Enquanto Uganda enfrenta um surto de Ebola que também mantém a República Democrática do Congo (RDC) na ponta dos pés, os profissionais de saúde descobrem que combater um vírus mortal é apenas metade da batalha. A outra metade? Convencer comunidades aterrorizadas a não tratar os sobreviventes como se fossem radioativos.

De acordo com os últimos números, mais de 1.400 casos confirmados de doença do vírus Ebola Bundibugyo - incluindo 350 mortes - foram relatados em ambos os países. Mais de 90% das infecções estão concentradas na província de Ituri, na RDC, um importante centro de comércio transfronteiriço com Uganda que também foi devastado por anos de conflito armado. Porque nada diz "terreno fértil para propagação de doenças" como uma zona de guerra.

Entre em cena o Dr. Chris Opesen, antropólogo da Organização Mundial da Saúde (OMS), que recebe uma ligação às 5h30 de um domingo. Uma mulher suspeita de ter Ebola está se preparando para voltar para casa, e ele foi chamado para garantir que sua reintegração não se transforme em pânico comunitário. Lilian* apresentou sintomas semelhantes aos do Ebola três dias antes e foi levada às pressas para a unidade de isolamento do Hospital Mulago. A transferência foi planejada, mas isso não impediu que sua família e vizinhos entrassem em uma frenesi de ansiedade.

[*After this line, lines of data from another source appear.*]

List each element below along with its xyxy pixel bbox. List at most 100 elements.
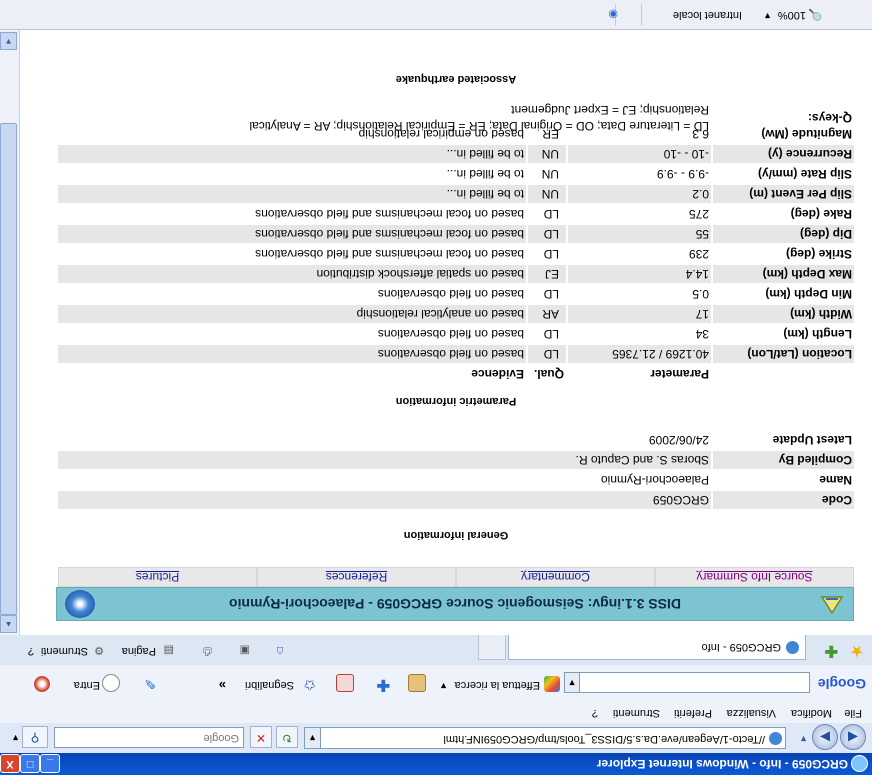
cell-divider [711, 325, 713, 343]
print-icon[interactable]: ⎙ [203, 644, 212, 657]
param-evidence: to be filled in... [446, 147, 524, 161]
param-qual: UN [541, 187, 559, 201]
param-value: 34 [695, 327, 709, 341]
tools-menu-button[interactable]: Strumenti [41, 645, 88, 657]
stop-icon[interactable]: ✕ [250, 726, 272, 748]
scroll-down-icon[interactable]: ▼ [0, 32, 17, 50]
cell-divider [526, 345, 528, 363]
cell-divider [711, 205, 713, 223]
url-dropdown-icon[interactable]: ▼ [305, 728, 321, 748]
back-arrow-icon[interactable]: ◀ [840, 724, 866, 750]
signin-button[interactable]: Entra [74, 679, 100, 691]
search-dropdown-icon[interactable]: ▼ [439, 681, 448, 691]
param-value: 0.5 [692, 287, 709, 301]
add-favorites-icon[interactable]: ✚ [822, 642, 838, 659]
param-row: Slip Per Event (m) 0.2 UN to be filled in..… [58, 185, 854, 203]
general-info-row: Compiled By Sboras S. and Caputo R. [58, 451, 854, 469]
search-input[interactable]: Google [54, 727, 244, 748]
ie-settings-icon[interactable] [34, 676, 50, 692]
cell-divider [566, 245, 568, 263]
param-value: 17 [695, 307, 709, 321]
url-input[interactable]: //Tecto-1/Aegean/eve.Da.s.5/DISS3_Tools/… [304, 727, 786, 749]
history-dropdown-icon[interactable]: ▼ [799, 734, 808, 744]
google-search-dropdown-icon[interactable]: ▼ [565, 673, 580, 692]
cell-divider [526, 165, 528, 183]
maximize-button[interactable]: □ [20, 754, 40, 773]
menu-strumenti[interactable]: Strumenti [613, 707, 660, 719]
qkeys-line-1: LD = Literature Data; OD = Original Data… [249, 119, 709, 133]
browser-window: GRCG059 - Info - Windows Internet Explor… [0, 0, 872, 775]
scroll-up-icon[interactable]: ▲ [0, 615, 17, 633]
google-search-icon [544, 676, 560, 692]
settings-wrench-icon[interactable]: ✎ [140, 676, 156, 692]
cell-divider [526, 185, 528, 203]
forward-arrow-icon[interactable]: ▶ [812, 724, 838, 750]
param-evidence: based on focal mechanisms and field obse… [255, 207, 524, 221]
cell-divider [566, 265, 568, 283]
cell-divider [711, 145, 713, 163]
help-icon[interactable]: ? [28, 645, 34, 657]
bookmarks-star-icon: ✩ [303, 676, 316, 693]
qkeys-label: Q-keys: [807, 111, 852, 125]
nav-pictures[interactable]: Pictures [58, 567, 257, 587]
menu-modifica[interactable]: Modifica [791, 707, 832, 719]
page-menu-button[interactable]: Pagina [122, 645, 156, 657]
cell-divider [711, 345, 713, 363]
menu-visualizza[interactable]: Visualizza [727, 707, 776, 719]
menu-help[interactable]: ? [592, 707, 598, 719]
search-icon[interactable]: ⚲ [22, 726, 48, 748]
param-qual: LD [543, 287, 559, 301]
feeds-icon[interactable]: ▣ [240, 644, 250, 657]
param-row: Strike (deg) 239 LD based on focal mechanis… [58, 245, 854, 263]
mail-icon[interactable] [408, 674, 426, 692]
search-placeholder: Google [203, 732, 239, 744]
zoom-level[interactable]: 100% [778, 9, 806, 21]
param-value: 275 [688, 207, 709, 221]
home-icon[interactable]: ⌂ [276, 644, 284, 659]
favorites-star-icon[interactable]: ★ [848, 642, 864, 659]
cell-divider [526, 145, 528, 163]
vertical-scrollbar[interactable]: ▲ ▼ [0, 30, 20, 635]
page-title: DISS 3.1.ingv: Seismogenic Source GRCG05… [228, 596, 682, 612]
general-info-value: GRCG059 [652, 493, 709, 507]
more-tools-button[interactable]: » [219, 678, 226, 693]
param-value: -9.9 - -9.9 [656, 167, 709, 181]
cell-divider [566, 345, 568, 363]
search-options-icon[interactable]: ▼ [11, 733, 20, 743]
plus-icon[interactable]: ✚ [374, 676, 390, 693]
param-value: 14.4 [685, 267, 709, 281]
general-info-row: Name Palaeochori-Rymnio [58, 471, 854, 489]
tab-active[interactable]: GRCG059 - Info [508, 635, 806, 660]
cell-divider [711, 305, 713, 323]
close-button[interactable]: X [0, 754, 20, 773]
cell-divider [711, 285, 713, 303]
param-qual: LD [543, 207, 559, 221]
param-qual: AR [542, 307, 559, 321]
associated-earthquake-heading: Associated earthquake [395, 73, 517, 85]
cell-divider [566, 205, 568, 223]
general-info-label: Compiled By [778, 453, 852, 467]
nav-commentary[interactable]: Commentary [456, 567, 655, 587]
nav-source-info-summary[interactable]: Source Info Summary [655, 567, 854, 587]
param-label: Rake (deg) [790, 207, 852, 221]
cell-divider [526, 265, 528, 283]
refresh-icon[interactable]: ↻ [276, 726, 298, 748]
google-search-input[interactable]: ▼ [564, 672, 810, 693]
new-tab-button[interactable] [478, 635, 506, 660]
cell-divider [711, 431, 713, 449]
security-zone: Intranet locale [672, 9, 742, 21]
general-info-value: 24/06/2009 [648, 433, 709, 447]
page-menu-icon: ▤ [163, 644, 174, 656]
zoom-dropdown-icon[interactable]: ▼ [763, 11, 772, 21]
status-bar: 🔍 100% ▼ Intranet locale ◉ [0, 0, 872, 30]
google-search-button[interactable]: Effettua la ricerca [455, 679, 540, 691]
bookmarks-button[interactable]: Segnalibri [245, 679, 294, 691]
menu-file[interactable]: File [844, 707, 862, 719]
scroll-thumb[interactable] [0, 123, 17, 615]
popup-blocker-icon[interactable] [336, 674, 354, 692]
param-row: Length (km) 34 LD based on field observatio… [58, 325, 854, 343]
minimize-button[interactable]: _ [40, 754, 60, 773]
cell-divider [711, 185, 713, 203]
nav-references[interactable]: References [257, 567, 456, 587]
menu-preferiti[interactable]: Preferiti [674, 707, 712, 719]
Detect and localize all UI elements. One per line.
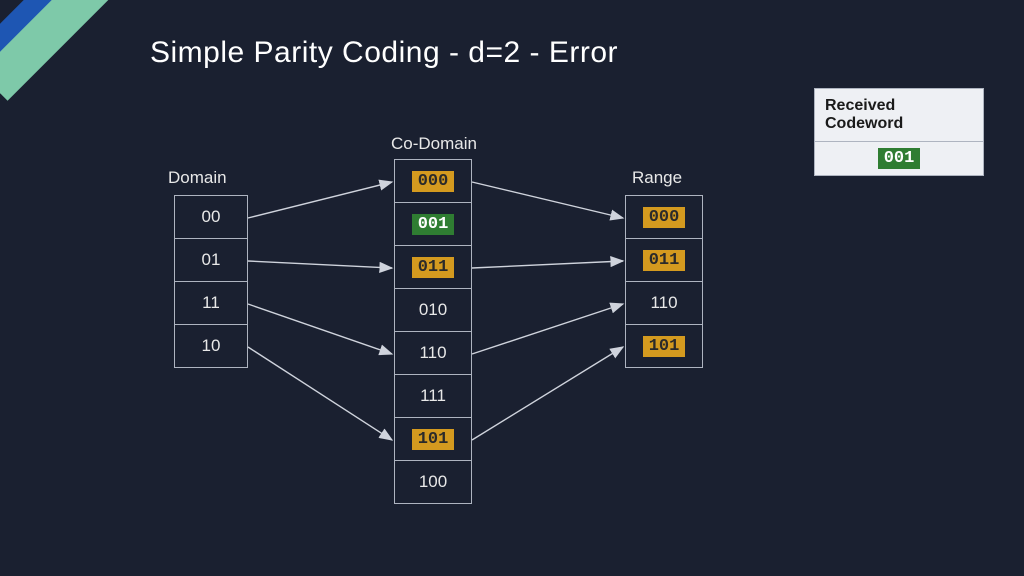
domain-label: Domain [168, 168, 227, 188]
domain-column: 00 01 11 10 [174, 196, 248, 368]
mapping-arrows [0, 0, 1024, 576]
codomain-cell: 001 [394, 202, 472, 246]
codomain-cell: 100 [394, 460, 472, 504]
received-codeword-value: 001 [815, 142, 983, 175]
range-cell: 000 [625, 195, 703, 239]
received-codeword-box: Received Codeword 001 [814, 88, 984, 176]
range-cell: 101 [625, 324, 703, 368]
domain-cell: 01 [174, 238, 248, 282]
codomain-column: 000 001 011 010 110 111 101 100 [394, 160, 472, 504]
range-column: 000 011 110 101 [625, 196, 703, 368]
domain-cell: 00 [174, 195, 248, 239]
codomain-cell: 111 [394, 374, 472, 418]
codomain-cell: 000 [394, 159, 472, 203]
codomain-label: Co-Domain [391, 134, 477, 154]
codomain-cell: 011 [394, 245, 472, 289]
page-title: Simple Parity Coding - d=2 - Error [150, 36, 618, 70]
codomain-cell: 010 [394, 288, 472, 332]
range-label: Range [632, 168, 682, 188]
range-cell: 011 [625, 238, 703, 282]
domain-cell: 11 [174, 281, 248, 325]
corner-ribbon-icon [0, 0, 90, 90]
codomain-cell: 110 [394, 331, 472, 375]
received-codeword-chip: 001 [878, 148, 921, 169]
domain-cell: 10 [174, 324, 248, 368]
codomain-cell: 101 [394, 417, 472, 461]
received-codeword-header: Received Codeword [815, 89, 983, 142]
range-cell: 110 [625, 281, 703, 325]
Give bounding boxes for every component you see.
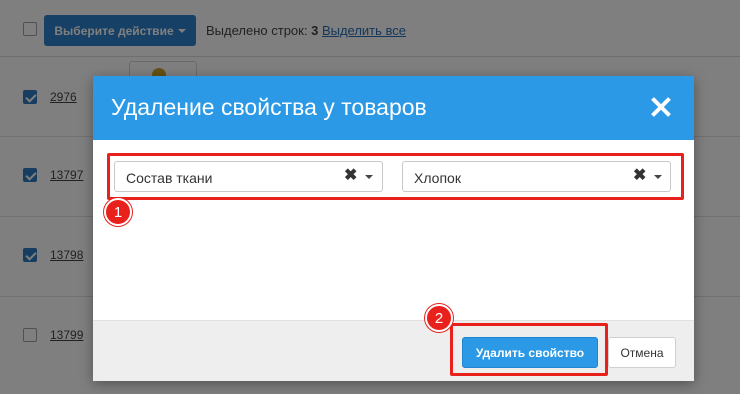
close-icon[interactable]	[651, 97, 671, 117]
cancel-button[interactable]: Отмена	[608, 337, 676, 368]
step-badge-1: 1	[104, 198, 132, 226]
step-badge-2: 2	[425, 304, 453, 332]
highlight-box-step-2	[450, 323, 608, 376]
remove-property-dialog: Удаление свойства у товаров Состав ткани…	[93, 76, 694, 381]
dialog-header: Удаление свойства у товаров	[93, 76, 694, 140]
highlight-box-step-1	[107, 153, 684, 200]
dialog-title: Удаление свойства у товаров	[111, 94, 427, 120]
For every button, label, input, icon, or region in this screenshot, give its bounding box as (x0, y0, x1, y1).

O Dr. Opesen, que se descreve como "o meio-campista da resposta ao surto", esteve em contato constante com Lilian e sua família nas últimas 36 horas. Ele convoca uma reunião comunitária com a família e amigos para abordar as preocupações. O que começa como uma troca emocional tensa gradualmente muda quando o Dr. Opesen sugere um diálogo mais estruturado. O grupo elege um presidente (um vizinho) e uma secretária (a irmã de Lilian, Angela*). "Nós apreciamos você, porque sem você ainda haveria medo", diz Angela depois. Elogio alto para um cara apenas fazendo seu trabalho.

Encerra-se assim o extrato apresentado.